Ужин проходил спокойнее, чем обед. Отец меньше справлялся о ценах, поскольку кушанья к ужину бывали намного дешевле, и потому за столом мне не приходилось так стесняться, как обычно в обед. Ужин был не такой обильный, и от моего эгоистического внимания никогда не ускользало, если родители ели что-нибудь другое, например, мясо, тогда как мы получали манку или рис на молоке. В подобных обстоятельствах я часто слышал от отца, что детям полезна легкая пища и что много есть перед сном — глупость. Моему жадному и одинокому сердцу все это казалось лишь пустою отговоркой, которою мой отец, я был уверен, прикрывает собственную скупость. Таким образом, каждое сидение за столом еще в большей мере, чем все остальные части дня, напоминало мне, что я мал и несамостоятелен, и каждый раз после еды я снова мечтал вырасти, чтобы как можно скорее избавиться от этого мучительного и постыдного состояния.

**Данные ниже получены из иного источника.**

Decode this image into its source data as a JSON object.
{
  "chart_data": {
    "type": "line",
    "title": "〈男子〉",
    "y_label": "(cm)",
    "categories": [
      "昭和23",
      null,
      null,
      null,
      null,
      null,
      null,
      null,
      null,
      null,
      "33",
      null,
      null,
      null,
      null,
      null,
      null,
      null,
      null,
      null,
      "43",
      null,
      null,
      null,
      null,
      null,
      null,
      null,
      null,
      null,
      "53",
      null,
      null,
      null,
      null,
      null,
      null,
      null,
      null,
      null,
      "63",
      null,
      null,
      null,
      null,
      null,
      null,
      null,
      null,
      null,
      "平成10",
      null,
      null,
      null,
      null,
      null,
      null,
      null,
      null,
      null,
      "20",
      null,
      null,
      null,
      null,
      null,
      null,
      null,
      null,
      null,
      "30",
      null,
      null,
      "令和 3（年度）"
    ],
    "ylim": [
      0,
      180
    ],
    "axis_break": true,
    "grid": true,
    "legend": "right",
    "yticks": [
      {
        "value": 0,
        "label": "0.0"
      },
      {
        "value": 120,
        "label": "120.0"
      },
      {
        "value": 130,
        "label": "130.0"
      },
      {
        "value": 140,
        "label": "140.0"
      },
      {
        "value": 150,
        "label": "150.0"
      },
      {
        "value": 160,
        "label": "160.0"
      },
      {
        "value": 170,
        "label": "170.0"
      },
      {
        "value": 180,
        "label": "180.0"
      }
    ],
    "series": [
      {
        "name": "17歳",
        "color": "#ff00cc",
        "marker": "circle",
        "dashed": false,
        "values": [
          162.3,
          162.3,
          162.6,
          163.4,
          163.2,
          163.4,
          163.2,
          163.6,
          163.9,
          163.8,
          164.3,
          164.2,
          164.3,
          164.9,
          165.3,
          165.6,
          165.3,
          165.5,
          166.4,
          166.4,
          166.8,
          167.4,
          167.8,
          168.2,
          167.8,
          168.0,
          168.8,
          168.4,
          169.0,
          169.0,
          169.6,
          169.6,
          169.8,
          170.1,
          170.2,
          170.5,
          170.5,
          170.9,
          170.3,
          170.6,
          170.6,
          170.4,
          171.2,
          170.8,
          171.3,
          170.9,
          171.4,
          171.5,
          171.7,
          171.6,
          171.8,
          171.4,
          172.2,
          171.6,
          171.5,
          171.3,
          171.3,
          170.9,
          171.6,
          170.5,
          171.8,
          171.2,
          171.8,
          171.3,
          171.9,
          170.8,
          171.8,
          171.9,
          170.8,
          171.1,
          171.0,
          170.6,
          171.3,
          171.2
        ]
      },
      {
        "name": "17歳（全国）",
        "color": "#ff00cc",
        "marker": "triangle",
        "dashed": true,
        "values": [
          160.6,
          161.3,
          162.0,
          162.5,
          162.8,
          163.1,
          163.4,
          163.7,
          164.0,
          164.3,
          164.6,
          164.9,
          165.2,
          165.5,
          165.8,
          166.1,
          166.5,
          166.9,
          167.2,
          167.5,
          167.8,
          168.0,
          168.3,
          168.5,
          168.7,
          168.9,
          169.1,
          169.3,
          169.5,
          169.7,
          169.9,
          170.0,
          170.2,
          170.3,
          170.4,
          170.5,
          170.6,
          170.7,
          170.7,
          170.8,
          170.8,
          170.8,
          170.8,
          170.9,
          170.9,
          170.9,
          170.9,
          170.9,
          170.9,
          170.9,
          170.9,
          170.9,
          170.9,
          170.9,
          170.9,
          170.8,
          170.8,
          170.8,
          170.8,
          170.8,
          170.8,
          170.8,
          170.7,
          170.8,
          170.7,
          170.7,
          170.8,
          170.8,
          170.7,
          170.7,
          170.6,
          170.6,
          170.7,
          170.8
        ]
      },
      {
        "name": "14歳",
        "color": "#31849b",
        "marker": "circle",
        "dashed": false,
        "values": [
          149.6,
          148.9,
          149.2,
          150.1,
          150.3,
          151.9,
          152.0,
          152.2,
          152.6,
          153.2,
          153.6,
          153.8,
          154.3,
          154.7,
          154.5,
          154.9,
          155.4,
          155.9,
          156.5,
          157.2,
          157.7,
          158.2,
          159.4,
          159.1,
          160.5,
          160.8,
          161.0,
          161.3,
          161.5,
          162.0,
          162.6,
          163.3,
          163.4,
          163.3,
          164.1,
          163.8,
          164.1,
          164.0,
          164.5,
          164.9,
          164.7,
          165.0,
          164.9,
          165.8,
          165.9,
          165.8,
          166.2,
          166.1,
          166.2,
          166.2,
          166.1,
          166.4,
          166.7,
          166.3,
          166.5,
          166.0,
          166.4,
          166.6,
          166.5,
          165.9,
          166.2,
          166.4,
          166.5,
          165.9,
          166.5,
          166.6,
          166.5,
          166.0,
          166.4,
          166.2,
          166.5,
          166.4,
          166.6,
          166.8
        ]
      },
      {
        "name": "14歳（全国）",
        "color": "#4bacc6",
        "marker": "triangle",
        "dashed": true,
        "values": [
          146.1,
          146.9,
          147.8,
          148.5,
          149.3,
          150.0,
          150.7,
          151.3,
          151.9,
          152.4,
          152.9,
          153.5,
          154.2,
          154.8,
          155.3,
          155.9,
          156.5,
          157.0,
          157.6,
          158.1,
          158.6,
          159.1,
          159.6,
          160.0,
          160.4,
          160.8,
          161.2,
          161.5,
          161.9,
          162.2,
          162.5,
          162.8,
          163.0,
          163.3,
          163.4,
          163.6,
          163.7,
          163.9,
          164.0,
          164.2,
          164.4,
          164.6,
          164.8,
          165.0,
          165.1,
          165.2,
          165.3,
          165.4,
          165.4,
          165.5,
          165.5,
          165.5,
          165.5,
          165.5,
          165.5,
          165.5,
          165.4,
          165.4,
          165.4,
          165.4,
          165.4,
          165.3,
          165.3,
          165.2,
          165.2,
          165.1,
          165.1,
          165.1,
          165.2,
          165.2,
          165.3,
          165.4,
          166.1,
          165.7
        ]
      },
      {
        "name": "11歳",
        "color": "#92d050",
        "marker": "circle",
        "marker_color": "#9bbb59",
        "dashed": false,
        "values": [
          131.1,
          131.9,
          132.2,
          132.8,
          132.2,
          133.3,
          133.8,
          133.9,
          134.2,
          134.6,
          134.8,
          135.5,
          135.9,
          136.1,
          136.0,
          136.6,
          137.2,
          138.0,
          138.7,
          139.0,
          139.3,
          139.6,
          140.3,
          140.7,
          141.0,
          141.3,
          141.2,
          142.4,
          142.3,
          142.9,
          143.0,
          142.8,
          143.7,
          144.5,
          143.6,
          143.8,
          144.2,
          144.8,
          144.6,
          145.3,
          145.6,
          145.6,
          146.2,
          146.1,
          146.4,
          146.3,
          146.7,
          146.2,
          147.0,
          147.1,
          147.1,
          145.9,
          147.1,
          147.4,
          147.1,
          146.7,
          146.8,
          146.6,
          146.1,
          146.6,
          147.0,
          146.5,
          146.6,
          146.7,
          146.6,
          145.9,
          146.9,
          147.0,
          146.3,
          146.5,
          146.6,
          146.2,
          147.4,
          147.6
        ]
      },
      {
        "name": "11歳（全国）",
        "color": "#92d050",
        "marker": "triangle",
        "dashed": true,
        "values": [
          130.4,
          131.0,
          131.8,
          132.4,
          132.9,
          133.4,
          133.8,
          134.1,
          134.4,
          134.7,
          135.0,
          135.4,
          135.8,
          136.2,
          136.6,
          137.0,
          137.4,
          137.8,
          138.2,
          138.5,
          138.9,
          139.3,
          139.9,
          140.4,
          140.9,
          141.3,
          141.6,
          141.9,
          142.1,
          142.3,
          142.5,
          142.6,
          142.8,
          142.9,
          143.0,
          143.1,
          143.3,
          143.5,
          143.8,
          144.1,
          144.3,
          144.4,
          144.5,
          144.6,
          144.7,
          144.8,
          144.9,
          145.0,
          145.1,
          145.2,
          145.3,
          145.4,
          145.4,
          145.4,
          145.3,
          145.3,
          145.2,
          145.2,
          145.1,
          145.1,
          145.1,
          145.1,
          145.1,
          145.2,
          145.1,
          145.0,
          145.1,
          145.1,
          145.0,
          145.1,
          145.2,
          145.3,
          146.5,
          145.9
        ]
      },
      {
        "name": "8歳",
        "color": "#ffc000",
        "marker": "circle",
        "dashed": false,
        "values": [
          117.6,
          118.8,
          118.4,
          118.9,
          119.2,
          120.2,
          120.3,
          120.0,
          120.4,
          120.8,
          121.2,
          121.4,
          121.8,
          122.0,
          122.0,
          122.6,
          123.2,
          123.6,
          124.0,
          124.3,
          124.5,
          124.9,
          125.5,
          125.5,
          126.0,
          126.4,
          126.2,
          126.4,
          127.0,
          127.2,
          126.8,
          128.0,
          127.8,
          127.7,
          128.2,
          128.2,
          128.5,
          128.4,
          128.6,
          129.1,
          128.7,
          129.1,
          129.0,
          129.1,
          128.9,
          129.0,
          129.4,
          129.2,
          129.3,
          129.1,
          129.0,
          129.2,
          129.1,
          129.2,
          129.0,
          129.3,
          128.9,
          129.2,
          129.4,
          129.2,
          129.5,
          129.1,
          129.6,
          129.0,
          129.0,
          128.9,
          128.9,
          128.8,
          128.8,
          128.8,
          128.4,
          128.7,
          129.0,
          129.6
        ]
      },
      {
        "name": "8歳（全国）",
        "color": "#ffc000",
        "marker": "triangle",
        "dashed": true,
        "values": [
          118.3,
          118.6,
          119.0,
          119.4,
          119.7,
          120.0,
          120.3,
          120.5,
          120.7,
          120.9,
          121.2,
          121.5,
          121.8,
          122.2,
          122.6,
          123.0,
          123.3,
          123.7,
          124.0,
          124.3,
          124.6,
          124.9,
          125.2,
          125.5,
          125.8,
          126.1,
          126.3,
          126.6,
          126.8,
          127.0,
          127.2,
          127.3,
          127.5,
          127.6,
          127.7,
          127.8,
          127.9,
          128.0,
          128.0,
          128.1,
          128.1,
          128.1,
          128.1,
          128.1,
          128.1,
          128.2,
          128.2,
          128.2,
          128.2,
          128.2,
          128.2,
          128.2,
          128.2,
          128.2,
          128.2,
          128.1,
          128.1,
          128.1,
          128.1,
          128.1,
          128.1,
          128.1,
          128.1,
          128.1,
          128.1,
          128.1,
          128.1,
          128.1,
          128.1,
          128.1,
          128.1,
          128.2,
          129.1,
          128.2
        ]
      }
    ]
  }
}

Если верить отцу, единственным способом стать свободным и взрослым было для меня как можно лучше кончить школу. И я считал, что каждый следующий класс приближает меня к этому свободному состоянию, и, соответственно, мечтал о том, чтобы чем скорее переходить из класса в класс. Когда, наконец, я попал из второго в третий, я приложил все усилия, чтобы выказать еще больше гордости, чем в минувший год. Ну еще бы! Ведь я опять стал больше, старше, я приблизился к тому времени, когда смогу делать то, что хочу.
Но когда я вернулся из школы домой, выяснилось, что вся эта история — что, мол, я стал больше, и после стану еще больше, и, наконец, освобожусь, — все это суета и неправда. Против отца и брата с сестрою я был по-прежнему тот же малыш, что раньше, и алчность моего эгоизма, подстегиваемого фантазией, и раны, наносимые моей восприимчивости, всё те же. Попусту делал я успехи в учении — приступы застенчивости не проходили, я по-прежнему чувствовал, что помощи нет ниоткуда, что всё попусту — и новый класс, и новые предметы, на самом деле я не могу расти, не расту и не вырасту никогда: ничто не меняется.